起動順を制御することで、データが受け取れていないなどの問題を明示的に防ぐことができます。
Launchは複雑なことをしない限り一気にすべてのノードを起動してしまうため、起動タイミングによって挙動が変化するなどを抑止できます。

安全に終了できる

終了時もLifecycleのお作法に従えば、安全な終了動作を実現できます。

Lifecycle Nodeのよくないところ

とにかく状態が多すぎて複雑すぎる

先程書いたとおり、遷移中の状態も合わせると10状態も存在します。そして、上記画像の通り、遷移もかなり複雑なものとなっています。
ロボットの中では場合によっては20ノード以上が動くこともよくあります。
1ノードが10状態も持ってしまったら、複雑過ぎて追いきれません。
また、コードも長くなるため、自分のコードで状態を作ったほうがきれいに済むこともあります。

ROS 2 Componentとの相性が悪い

ROS 2にはComponentという、Nodeをpluginとして複数読み込み、1つのプロセスで動作させることで通信による遅延を防いだり、ゼロコピー通信をすることのできる機能が存在します。LiDAR等の場合、データが大きいため通信するのではなく、こういった方法LiDARのデータを軽量に通信したいことが多いです。
しかしながら、Lifecycle NodeとComponentの相性は悪く、使えないことはないのですがLifecycleをLaunchから遷移できなかったり等、微妙に整備されていない印象です。

1コマンドで起動しない

普通のROS 2ノードはros2 runコマンドでかんたんにノードを即時実行することができます。
この手軽さがROS 2の利便性を支えていると思うのですが、Lifecycleノードはrunした後もros2 lifecycleコマンドを打つなどして状態を遷移してやる必要があります。
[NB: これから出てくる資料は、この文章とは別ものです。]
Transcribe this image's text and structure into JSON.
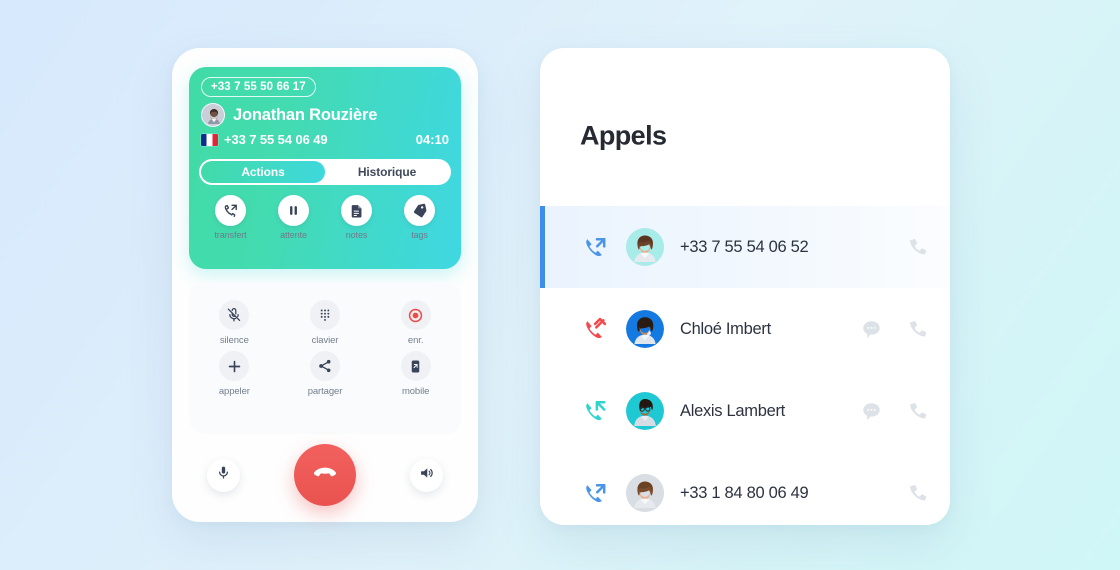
{
  "theme": {
    "background_from": "#d6e9fd",
    "background_to": "#d0f7f7",
    "accent_teal": "#41dba8",
    "accent_cyan": "#3fd8e2",
    "accent_blue": "#3d8eea",
    "danger_red": "#e9524f",
    "muted_grey": "#dbe0e8"
  },
  "phone_card": {
    "call_panel": {
      "number_badge": "+33 7 55 50 66 17",
      "caller_name": "Jonathan Rouzière",
      "line_number": "+33 7 55 54 06 49",
      "timer": "04:10",
      "flag_icon": "france-flag-icon",
      "avatar_icon": "caller-avatar",
      "tabs": [
        {
          "label": "Actions",
          "active": true
        },
        {
          "label": "Historique",
          "active": false
        }
      ],
      "actions": [
        {
          "label": "transfert",
          "icon": "transfer-call-icon"
        },
        {
          "label": "attente",
          "icon": "pause-icon"
        },
        {
          "label": "notes",
          "icon": "document-icon"
        },
        {
          "label": "tags",
          "icon": "tag-icon"
        }
      ]
    },
    "controls": [
      {
        "label": "silence",
        "icon": "microphone-muted-icon"
      },
      {
        "label": "clavier",
        "icon": "dialpad-icon"
      },
      {
        "label": "enr.",
        "icon": "record-icon"
      },
      {
        "label": "appeler",
        "icon": "plus-icon"
      },
      {
        "label": "partager",
        "icon": "share-icon"
      },
      {
        "label": "mobile",
        "icon": "mobile-phone-icon"
      }
    ],
    "bottom_bar": {
      "mic_icon": "microphone-icon",
      "hangup_icon": "hangup-phone-icon",
      "speaker_icon": "speaker-icon"
    }
  },
  "calls_card": {
    "title": "Appels",
    "rows": [
      {
        "label": "+33 7 55 54 06 52",
        "direction": "outgoing",
        "direction_icon": "outgoing-call-icon",
        "avatar": "avatar-woman-curly",
        "active": true,
        "has_message_action": false,
        "call_action_icon": "phone-icon"
      },
      {
        "label": "Chloé Imbert",
        "direction": "missed",
        "direction_icon": "missed-call-icon",
        "avatar": "avatar-woman-phone",
        "active": false,
        "has_message_action": true,
        "message_action_icon": "chat-bubble-icon",
        "call_action_icon": "phone-icon"
      },
      {
        "label": "Alexis Lambert",
        "direction": "incoming",
        "direction_icon": "incoming-call-icon",
        "avatar": "avatar-man-glasses",
        "active": false,
        "has_message_action": true,
        "message_action_icon": "chat-bubble-icon",
        "call_action_icon": "phone-icon"
      },
      {
        "label": "+33 1 84 80 06 49",
        "direction": "outgoing",
        "direction_icon": "outgoing-call-icon",
        "avatar": "avatar-woman-curly",
        "active": false,
        "has_message_action": false,
        "call_action_icon": "phone-icon"
      }
    ]
  }
}
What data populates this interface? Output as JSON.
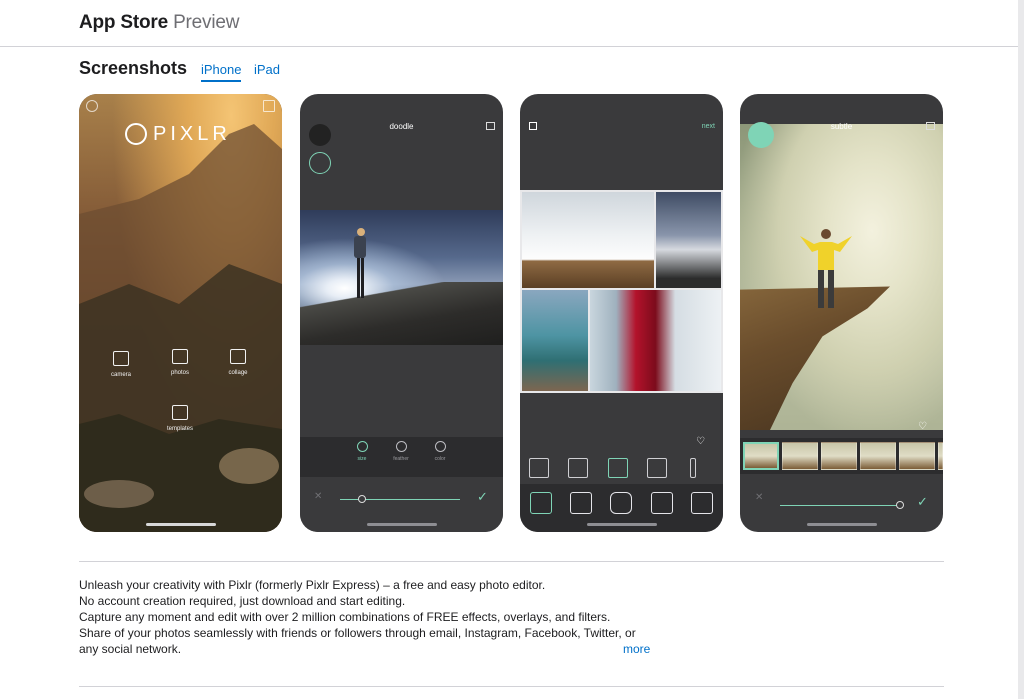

また、順番を間違えると失敗します。

どういう人にLifecycleが有用なのか

tbd

おわりに

少し話す内容がブレてしまった気はしますが、urg_node2_nlの紹介とLifecycleの是非の検討を行いました。
Nav2のように、Lifecycleを全体のシステムに組み込み、しっかり管理するのであれば非常に有用な存在ですが、単一のパッケージとして出す場合は落とし穴が多い存在だと思っています。
Lifecycleを使うか使わないかを判断する際は、ぜひこれを参考に検討してほしいなと思います。